ParameterList and ModuleList: numpy like and boolean indexing

trancelestial · April 6, 2021, 2:38pm

Hi all,

I was wondering if there is a way of grouping multiple Parameter class instances in a collection (i.e. ParameterList) s.t. they are registered well as Module parameters, and can be indexed with boolean mask, or an array/list of indexes (like a numpy array)? Nesting parameters in ParameterList registers them correctly, but only list-like indexing is supported.
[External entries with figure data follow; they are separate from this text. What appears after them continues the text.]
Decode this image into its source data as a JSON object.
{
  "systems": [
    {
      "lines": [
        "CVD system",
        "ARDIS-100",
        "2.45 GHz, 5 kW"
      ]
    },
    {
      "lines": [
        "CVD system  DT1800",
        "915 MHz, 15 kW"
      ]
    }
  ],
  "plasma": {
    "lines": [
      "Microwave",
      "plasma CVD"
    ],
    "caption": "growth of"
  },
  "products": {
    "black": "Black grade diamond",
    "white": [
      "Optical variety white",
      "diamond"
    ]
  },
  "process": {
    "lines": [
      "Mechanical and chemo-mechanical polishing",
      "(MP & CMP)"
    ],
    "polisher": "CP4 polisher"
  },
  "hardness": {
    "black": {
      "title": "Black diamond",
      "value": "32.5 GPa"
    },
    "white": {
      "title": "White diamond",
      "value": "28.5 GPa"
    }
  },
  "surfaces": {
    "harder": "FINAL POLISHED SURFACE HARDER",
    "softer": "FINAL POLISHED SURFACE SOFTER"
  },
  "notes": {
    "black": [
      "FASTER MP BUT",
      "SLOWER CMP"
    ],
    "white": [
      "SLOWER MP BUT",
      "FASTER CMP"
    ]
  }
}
If you need more specific use case info, I would be happy to provide it.

Thank you!

ptrblck · April 7, 2021, 8:05am

I would be interested in hearing more about your use case.
If I understand it correctly, you would like to be able to use something like:

params = nn.ParamArray([[param1, param2], [param3, param4]])
p = params[0, 1]

trancelestial · June 8, 2021, 1:29pm

I am sorry for this delayed reply.

My use case might be best described as multitask learning, where I have a network hard shared between tasks and a per-task 1-d tensor which linearly combines the shared network outputs. Let’s say I have n tasks in total, and in each batch, I have samples from k (k<<n) tasks so I want:

to efficiently index the ‘collection’ of all per-task weights s.t. for an input of shape (b,d) where b is the batch size, I end up with a tensor of shape (b,t) where t is the size of per-shape tensor.
This is where the implementation using Parameter/ModuleList, wrapping the individual Parameter(per_shape_tensor) fails, as I can’t index the ParamList with boolean mask or list of indices (as in torch or numpy arrays).
that the loss.backward() time doesn’t scale with the total number of tasks (backward computation time in a batch should only depend on the number of different tasks in the current batch i.e. gradients should not be calculated for the per-task tensors which are not used in the current batch forward computation)
This is what prevents me from having a large Parameter wrapping a matrix with per-task weights as rows. In this way, I can efficiently index, however backward computation scales with the number of tasks.
(this sems similar to the embedding layers - I tried implementing both with torch.nn.Embedding, and torch.nn.functional.embedding but both implementations seem to scale with number of tasks)

I would be very thankful if you would provide me with any helpful insights for implementing this while achieving both 1) and 2).